L'écriture de Craig Johnson est toujours aussi savoureuse, avec d'excellents dialogues, de l'humour – beaucoup – et de magnifiques descriptions de l'hiver dans les Hautes Plaines du
Wyoming.
Si la galerie de personnages – exceptionnelle – et la touche Johnson – inimitable – restent les points forts de la série, ce deuxième opus laisse une plus grande part à l'intrigue.
Davantage de suspense, une tension quasi-permanente, et des rebondissements à la pelle achèveront sûrement de convaincre les plus réticents.
Little Bird était déjà une réussite. Avec Le Camp des morts, le doute n'est plus permis : Craig Johnson est un grand. Rarement un auteur aura su rendre
des personnages de polar si sympathiques. Des hommes et des femmes que l'on voudrait voir sortir du roman pour pouvoir passer un moment privilégié à leurs côtés.
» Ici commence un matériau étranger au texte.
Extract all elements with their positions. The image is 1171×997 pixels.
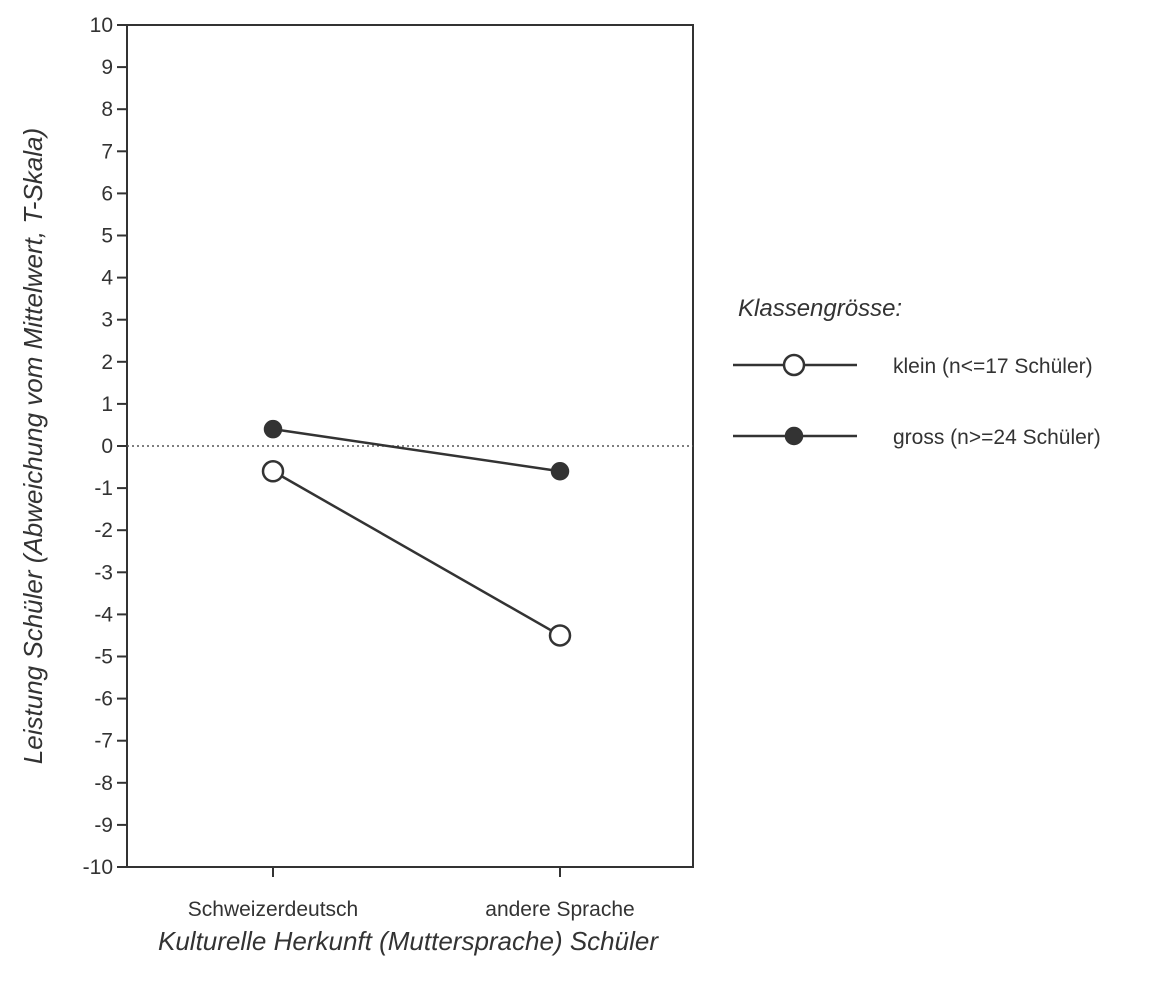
data-point xyxy=(548,624,572,647)
y-tick-label: -1 xyxy=(94,477,113,500)
y-tick-label: 1 xyxy=(101,393,113,416)
data-point xyxy=(550,462,570,481)
y-tick-label: 2 xyxy=(101,351,113,374)
data-point xyxy=(263,419,283,439)
y-tick-label: 0 xyxy=(101,435,113,458)
y-tick-label: 3 xyxy=(101,309,113,332)
legend-marker-1 xyxy=(782,353,806,377)
y-tick-label: -5 xyxy=(94,646,113,669)
y-tick-label: -3 xyxy=(94,561,113,584)
plot-area: 109876543210-1-2-3-4-5-6-7-8-9-10Schweiz… xyxy=(83,14,694,921)
legend-label-1: klein (n<=17 Schüler) xyxy=(893,355,1093,378)
y-tick-label: -6 xyxy=(94,688,113,711)
y-tick-label: -9 xyxy=(94,814,113,837)
x-tick-label: andere Sprache xyxy=(485,898,634,921)
y-tick-label: 7 xyxy=(101,140,113,163)
series-line-2 xyxy=(272,427,561,473)
legend: klein (n<=17 Schüler) gross (n>=24 Schüle… xyxy=(733,353,1101,449)
legend-label-2: gross (n>=24 Schüler) xyxy=(893,426,1101,449)
y-tick-label: -2 xyxy=(94,519,113,542)
y-tick-label: -10 xyxy=(83,856,113,879)
y-tick-label: 6 xyxy=(101,182,113,205)
series-line-1 xyxy=(272,470,561,637)
y-tick-label: -4 xyxy=(94,603,113,626)
legend-title: Klassengrösse: xyxy=(738,295,902,322)
y-tick-label: 9 xyxy=(101,56,113,79)
y-tick-label: 4 xyxy=(101,267,113,290)
y-tick-label: -7 xyxy=(94,730,113,753)
x-tick-label: Schweizerdeutsch xyxy=(188,898,358,921)
y-tick-label: -8 xyxy=(94,772,113,795)
y-tick-label: 8 xyxy=(101,98,113,121)
y-axis-title: Leistung Schüler (Abweichung vom Mittelw… xyxy=(18,128,48,764)
y-tick-label: 5 xyxy=(101,225,113,248)
y-tick-label: 10 xyxy=(90,14,113,37)
x-axis-title: Kulturelle Herkunft (Muttersprache) Schü… xyxy=(158,926,659,956)
data-point xyxy=(261,460,285,483)
legend-marker-2 xyxy=(784,426,804,446)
Enfin, pas trop quand même, car
il ne fait pas toujours bon vivre du côté du comté d'Absaroka.
Une lecture indispensable, en commençant toutefois par le premier roman. Vivement la suite !
Le Camp des morts (Death Without Company, 2006) de Craig Johnson, Gallmeister (2010). Traduit de l'anglais (Etats-Unis) par Sophie Aslanides, 313 pages.